Meski untuk terjun ke dunia politik sampai sekarang tidak diretui anak-anaknya, Jokowi melawan arus. Baginya tidak ada yang tidak mungkin, selagi itu rasional. Termasuk mengubah image bahwa politik tidak selamanya kotor. Begitulah Jokowi, karena sejak awalnya beliau terjun ke politik benar-benar untuk mengabdi pada rakyat. Bahkan honor selama menjabat sebagai walikota Solo pun tak pernah beliau ambil. “…memang sudah niatnya sejak awal begitu kok. Ini kan pengabdian, jadi ya tidak perlu digaji. Kalau Cuma buat beli nasi, kami juga masih ada uang. Jadi ya semua untuk pengabdian saja.” ujar istrinya, Iriana. “berusaha sederhana dalam kesederhanaan.” Begitulah Jokowi berusaha menerapkannya dalam kehidupan dan karier politiknya.

Layaknya sebuah gado-gado, buku ini berisi berbagai macam sisi kehidupan dari Jokowi dari masa kecil hingga saat ini dicalonkan menjadi gubernur DKI Jakarta.

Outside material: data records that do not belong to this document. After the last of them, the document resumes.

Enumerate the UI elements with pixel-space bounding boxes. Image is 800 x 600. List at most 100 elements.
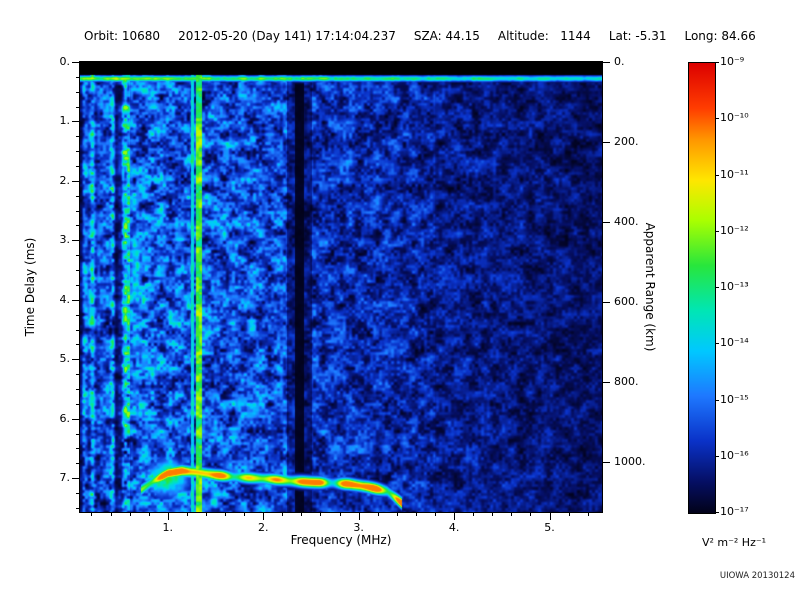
frequency-tick-label: 4. (448, 521, 460, 534)
colorbar-tick-mark (715, 455, 719, 457)
frequency-minor-tick (530, 512, 532, 516)
time-delay-tick-mark (72, 240, 80, 242)
time-delay-tick-label: 6. (59, 411, 71, 425)
frequency-minor-tick (244, 512, 246, 516)
colorbar-tick-mark (715, 62, 719, 63)
time-delay-minor-tick (76, 492, 80, 494)
time-delay-tick-mark (72, 418, 80, 420)
time-delay-minor-tick (76, 388, 80, 390)
credit-label: UIOWA 20130124 (719, 571, 795, 581)
frequency-minor-tick (492, 512, 494, 516)
colorbar-tick-label: 10⁻¹⁶ (720, 448, 749, 462)
colorbar-tick-label: 10⁻¹² (720, 223, 749, 237)
longitude-info: Long: 84.66 (684, 29, 756, 43)
time-delay-minor-tick (76, 329, 80, 331)
time-delay-minor-tick (76, 448, 80, 450)
colorbar-tick-mark (715, 118, 719, 120)
colorbar-tick-mark (715, 230, 719, 232)
time-delay-minor-tick (76, 270, 80, 272)
colorbar-tick-mark (715, 512, 719, 513)
time-delay-minor-tick (76, 433, 80, 435)
time-delay-tick-label: 3. (59, 233, 71, 247)
apparent-range-tick-mark (602, 462, 610, 463)
time-delay-minor-tick (76, 151, 80, 153)
frequency-minor-tick (205, 512, 207, 516)
apparent-range-tick-label: 800. (614, 375, 639, 388)
frequency-minor-tick (415, 512, 417, 516)
colorbar (688, 62, 716, 514)
apparent-range-tick-label: 1000. (614, 455, 646, 468)
time-delay-tick-label: 1. (59, 114, 71, 128)
apparent-range-tick-mark (602, 62, 610, 63)
frequency-minor-tick (339, 512, 341, 516)
frequency-tick-label: 3. (353, 521, 364, 534)
time-delay-minor-tick (76, 314, 80, 316)
colorbar-tick-label: 10⁻¹⁵ (720, 392, 749, 406)
apparent-range-tick-label: 400. (614, 215, 639, 228)
frequency-minor-tick (110, 512, 112, 516)
frequency-minor-tick (434, 512, 436, 516)
colorbar-tick-label: 10⁻¹¹ (720, 167, 749, 181)
frequency-minor-tick (148, 512, 150, 516)
orbit-info: Orbit: 10680 (84, 29, 161, 43)
frequency-minor-tick (396, 512, 398, 516)
colorbar-tick-mark (715, 174, 719, 176)
latitude-info: Lat: -5.31 (608, 29, 667, 43)
time-delay-minor-tick (76, 106, 80, 108)
colorbar-tick-label: 10⁻¹⁰ (720, 111, 749, 125)
frequency-minor-tick (91, 512, 93, 516)
frequency-tick-mark (167, 512, 169, 520)
time-delay-tick-label: 4. (59, 292, 71, 306)
time-delay-tick-mark (72, 359, 80, 361)
time-delay-minor-tick (76, 463, 80, 465)
time-delay-minor-tick (76, 195, 80, 197)
time-delay-tick-label: 2. (59, 173, 71, 187)
spectrogram-canvas (80, 62, 602, 512)
time-delay-minor-tick (76, 284, 80, 286)
colorbar-tick-mark (715, 343, 719, 345)
apparent-range-tick-mark (602, 222, 610, 223)
time-delay-tick-mark (72, 299, 80, 301)
time-delay-minor-tick (76, 91, 80, 93)
colorbar-tick-label: 10⁻¹³ (720, 280, 749, 293)
altitude-info: Altitude: 1144 (497, 29, 591, 43)
frequency-minor-tick (282, 512, 284, 516)
frequency-minor-tick (511, 512, 513, 516)
time-delay-minor-tick (76, 507, 80, 509)
time-delay-tick-label: 5. (59, 352, 71, 366)
frequency-tick-mark (263, 512, 265, 520)
frequency-tick-label: 1. (162, 521, 174, 534)
frequency-minor-tick (587, 512, 589, 516)
apparent-range-axis-label: Apparent Range (km) (643, 222, 657, 352)
apparent-range-tick-mark (602, 382, 610, 383)
apparent-range-tick-label: 200. (614, 135, 639, 148)
time-delay-minor-tick (76, 166, 80, 168)
apparent-range-tick-label: 600. (614, 295, 639, 308)
frequency-tick-label: 2. (257, 521, 269, 534)
frequency-tick-label: 5. (544, 521, 555, 534)
time-delay-tick-mark (72, 478, 80, 480)
time-delay-minor-tick (76, 344, 80, 346)
time-delay-minor-tick (76, 255, 80, 257)
apparent-range-tick-mark (602, 142, 610, 143)
time-delay-minor-tick (76, 374, 80, 376)
time-delay-tick-mark (72, 62, 80, 63)
frequency-minor-tick (377, 512, 379, 516)
time-delay-tick-mark (72, 121, 80, 123)
time-delay-axis-label: Time Delay (ms) (23, 237, 37, 337)
frequency-axis-label: Frequency (MHz) (290, 533, 392, 547)
time-delay-minor-tick (76, 136, 80, 138)
frequency-tick-mark (358, 512, 360, 520)
frequency-minor-tick (568, 512, 570, 516)
frequency-tick-mark (549, 512, 551, 520)
colorbar-tick-label: 10⁻¹⁷ (720, 505, 749, 518)
frequency-minor-tick (129, 512, 131, 516)
frequency-minor-tick (301, 512, 303, 516)
frequency-minor-tick (473, 512, 475, 516)
time-delay-tick-label: 7. (59, 471, 71, 485)
header-info: Orbit: 10680 2012-05-20 (Day 141) 17:14:… (84, 29, 756, 43)
frequency-tick-mark (454, 512, 456, 520)
time-delay-minor-tick (76, 210, 80, 212)
time-delay-tick-label: 0. (59, 55, 71, 68)
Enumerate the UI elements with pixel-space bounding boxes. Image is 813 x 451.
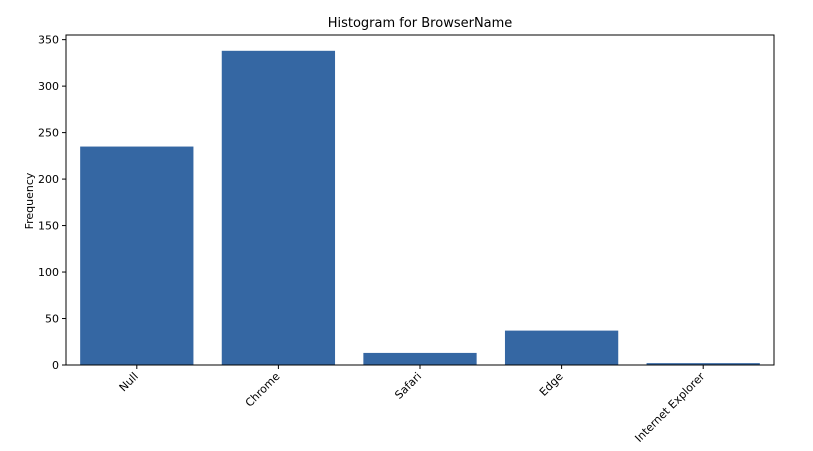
y-tick-label: 350: [38, 34, 59, 47]
bar-chrome: [221, 50, 336, 365]
y-tick-label: 100: [38, 266, 59, 279]
x-tick-label: Internet Explorer: [632, 370, 707, 445]
plot-area: Null Chrome Safari Edge Internet Explorer 0 50…: [38, 34, 775, 445]
x-tick-label: Null: [117, 370, 141, 394]
y-tick-label: 200: [38, 173, 59, 186]
bar-safari: [363, 352, 477, 365]
axes-frame: [65, 34, 775, 366]
bar-null: [80, 146, 194, 365]
chart-title: Histogram for BrowserName: [328, 16, 513, 31]
x-tick-label: Chrome: [243, 370, 283, 410]
x-tick-label: Edge: [537, 370, 566, 399]
x-tick-label: Safari: [392, 370, 424, 402]
bar-edge: [504, 330, 619, 365]
y-tick-label: 300: [38, 80, 59, 93]
y-tick-label: 250: [38, 127, 59, 140]
y-tick-label: 50: [45, 313, 59, 326]
y-tick-label: 150: [38, 220, 59, 233]
bar-internet-explorer: [646, 363, 760, 365]
y-axis-label: Frequency: [23, 172, 36, 229]
y-tick-label: 0: [52, 359, 59, 372]
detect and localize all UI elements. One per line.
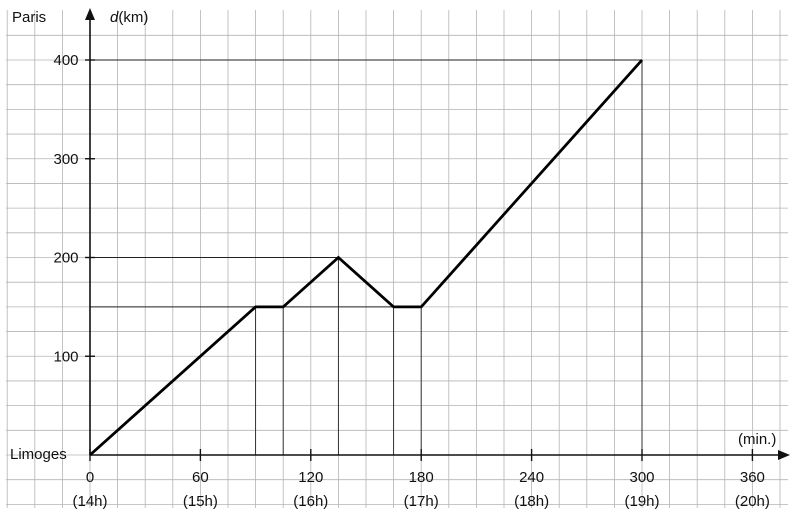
x-time-label: (20h)	[735, 493, 770, 510]
axis-labels: Paris d(km) (min.) Limoges	[10, 9, 776, 463]
x-tick-label: 180	[409, 469, 434, 486]
series-line	[89, 59, 644, 457]
x-time-label: (14h)	[72, 493, 107, 510]
x-time-label: (19h)	[624, 493, 659, 510]
y-axis-variable: d	[110, 9, 119, 26]
series	[89, 59, 644, 457]
grid	[6, 10, 788, 508]
x-tick-label: 300	[629, 469, 654, 486]
y-tick-label: 200	[53, 250, 78, 267]
y-tick-label: 300	[53, 151, 78, 168]
y-tick-label: 100	[53, 348, 78, 365]
x-tick-label: 240	[519, 469, 544, 486]
ticks: 0 (14h) 60 (15h) 120 (16h) 180 (17h) 240 (18h) 300…	[53, 52, 769, 510]
x-axis-arrowhead	[778, 450, 790, 460]
y-axis-top-label: Paris	[12, 9, 46, 26]
x-time-label: (16h)	[293, 493, 328, 510]
y-axis-arrowhead	[85, 8, 95, 20]
x-axis-unit-label: (min.)	[738, 431, 776, 448]
x-tick-label: 0	[86, 469, 94, 486]
y-axis-unit: (km)	[118, 9, 148, 26]
x-time-label: (18h)	[514, 493, 549, 510]
x-time-label: (17h)	[404, 493, 439, 510]
x-tick-label: 360	[740, 469, 765, 486]
x-time-label: (15h)	[183, 493, 218, 510]
x-axis-origin-label: Limoges	[10, 446, 67, 463]
y-axis-title: d(km)	[110, 9, 148, 26]
y-tick-label: 400	[53, 52, 78, 69]
x-tick-label: 60	[192, 469, 209, 486]
x-tick-label: 120	[298, 469, 323, 486]
axes	[85, 8, 790, 460]
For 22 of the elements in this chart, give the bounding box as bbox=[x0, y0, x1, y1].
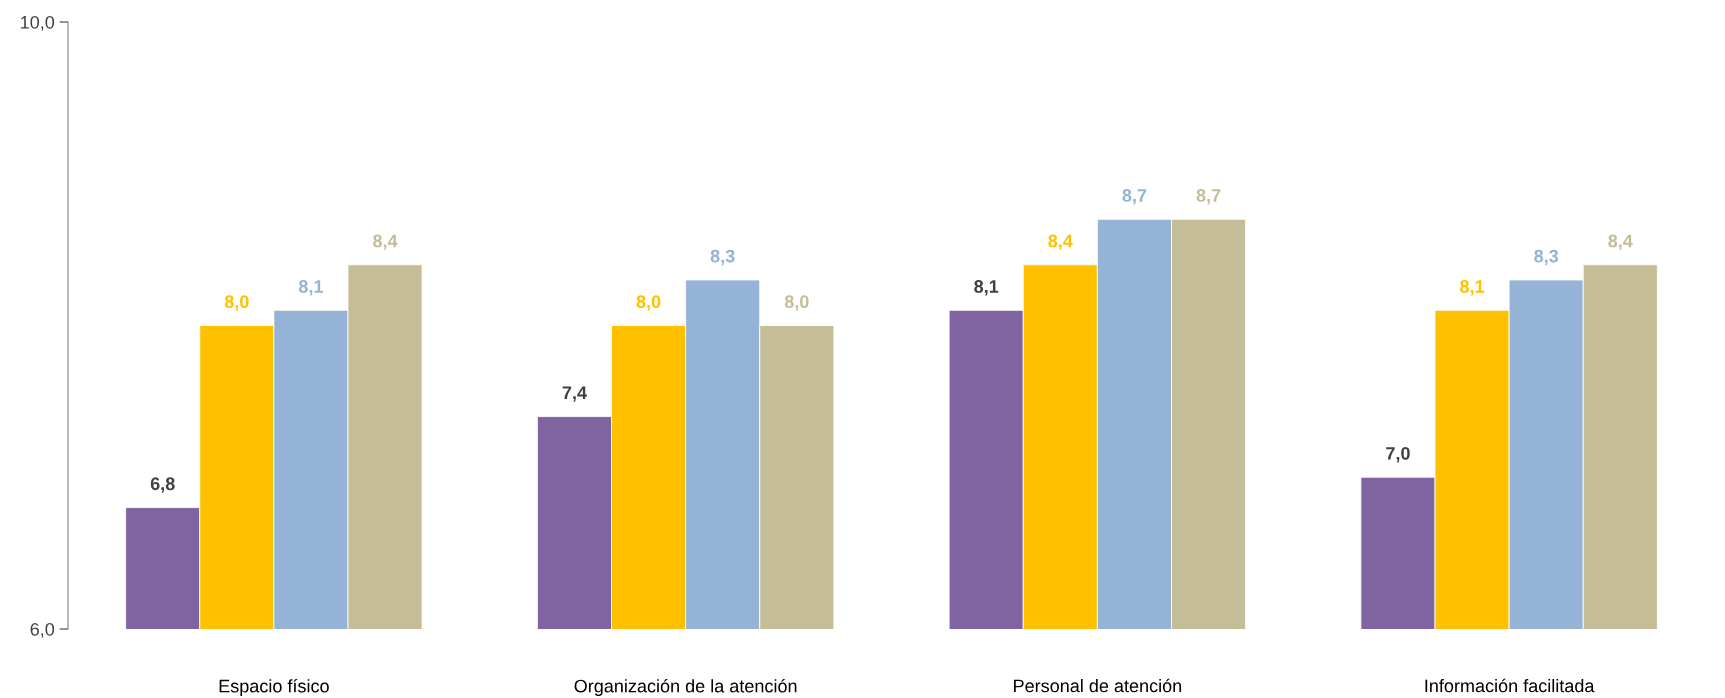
data-label: 8,1 bbox=[974, 280, 999, 296]
data-label: 8,0 bbox=[784, 295, 809, 311]
data-label: 8,1 bbox=[298, 280, 323, 296]
data-label: 8,7 bbox=[1196, 189, 1221, 205]
data-label: 8,4 bbox=[1048, 234, 1073, 250]
x-tick-label: Información facilitada bbox=[1425, 678, 1595, 693]
x-tick-label: Organización de la atención bbox=[574, 679, 797, 697]
data-label: 8,3 bbox=[1534, 249, 1559, 266]
data-label: 8,1 bbox=[1460, 280, 1485, 296]
data-label: 8,7 bbox=[1122, 189, 1147, 205]
data-label: 8,4 bbox=[373, 234, 398, 250]
data-label: 8,0 bbox=[636, 295, 661, 311]
data-label: 7,0 bbox=[1386, 447, 1410, 463]
x-tick-label: Espacio físico bbox=[219, 679, 329, 697]
data-label: 7,4 bbox=[562, 386, 587, 402]
data-label: 8,4 bbox=[1608, 234, 1633, 250]
data-label: 8,0 bbox=[224, 295, 249, 311]
data-label: 6,8 bbox=[150, 477, 175, 493]
x-tick-label: Personal de atención bbox=[1014, 678, 1182, 693]
y-tick-label: 6,0 bbox=[30, 622, 55, 638]
data-label: 8,3 bbox=[710, 249, 735, 266]
y-tick-label: 10,0 bbox=[21, 15, 55, 31]
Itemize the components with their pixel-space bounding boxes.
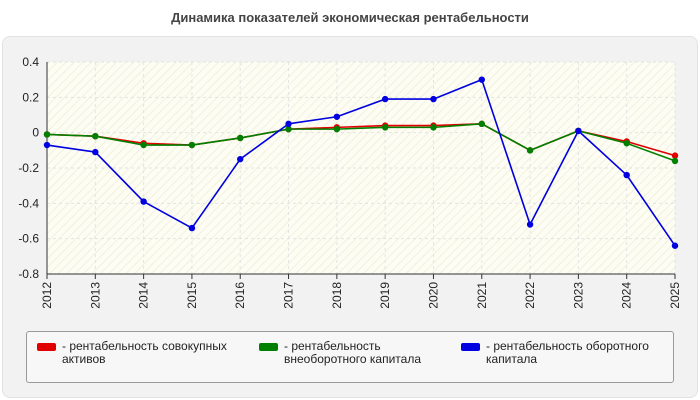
x-tick-label: 2015: [185, 282, 199, 309]
data-point: [43, 141, 51, 149]
data-point: [92, 148, 99, 156]
data-point: [430, 124, 437, 131]
x-tick-label: 2016: [233, 282, 247, 309]
legend-label-working-capital: - рентабельность оборотного капитала: [486, 339, 649, 366]
data-point: [671, 242, 679, 249]
gridlines: [46, 61, 676, 275]
x-tick-label: 2017: [282, 282, 296, 309]
data-point: [188, 141, 196, 149]
data-point: [526, 221, 534, 228]
data-point: [140, 198, 147, 205]
x-tick-label: 2014: [137, 282, 151, 309]
data-point: [285, 125, 292, 133]
data-point: [237, 155, 244, 163]
data-point: [333, 125, 341, 133]
series-group: [43, 76, 679, 249]
x-tick-label: 2013: [88, 282, 102, 309]
y-tick-label: -0.6: [18, 232, 39, 246]
x-tick-label: 2019: [378, 282, 392, 309]
y-tick-label: 0.4: [22, 55, 39, 69]
y-tick-label: -0.4: [18, 196, 39, 210]
data-point: [140, 141, 147, 149]
data-point: [92, 133, 99, 140]
data-point: [430, 95, 437, 103]
data-point: [285, 120, 292, 128]
data-point: [381, 95, 389, 103]
legend-label-total-assets: - рентабельность совокупных активов: [62, 339, 227, 366]
data-point: [671, 157, 679, 165]
data-point: [623, 140, 630, 147]
data-point: [43, 131, 51, 138]
x-tick-label: 2025: [668, 282, 682, 309]
x-tick-label: 2020: [426, 282, 440, 309]
legend-swatch-total-assets: [37, 343, 56, 351]
data-point: [237, 134, 244, 142]
data-point: [478, 76, 485, 83]
x-tick-label: 2018: [330, 282, 344, 309]
data-point: [333, 113, 341, 120]
x-tick-label: 2012: [40, 282, 54, 309]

Buku yang ditulis oleh tim penulis joglosemar,media pemberitaan lokal jogja, solo, semarang, dan sekitarnya ini menyajikannya dengan gaya sepontan, bisa dikatakan sistem penyajian isinya belum begitu runtun. Pembaca diajak membaca yang apa memang sudah ditulis dari data-data yang telah berhasil dihimpun. Jauh dari sebuah biografi, buku ini hanya menyampaikan bagian-bagian kecil dari perjalanan hidup Jokowi secara umum dan menyeluruh dari masa kanak-kanak hingga saat ini termasuk hiruk-pikutnya di dunia politik.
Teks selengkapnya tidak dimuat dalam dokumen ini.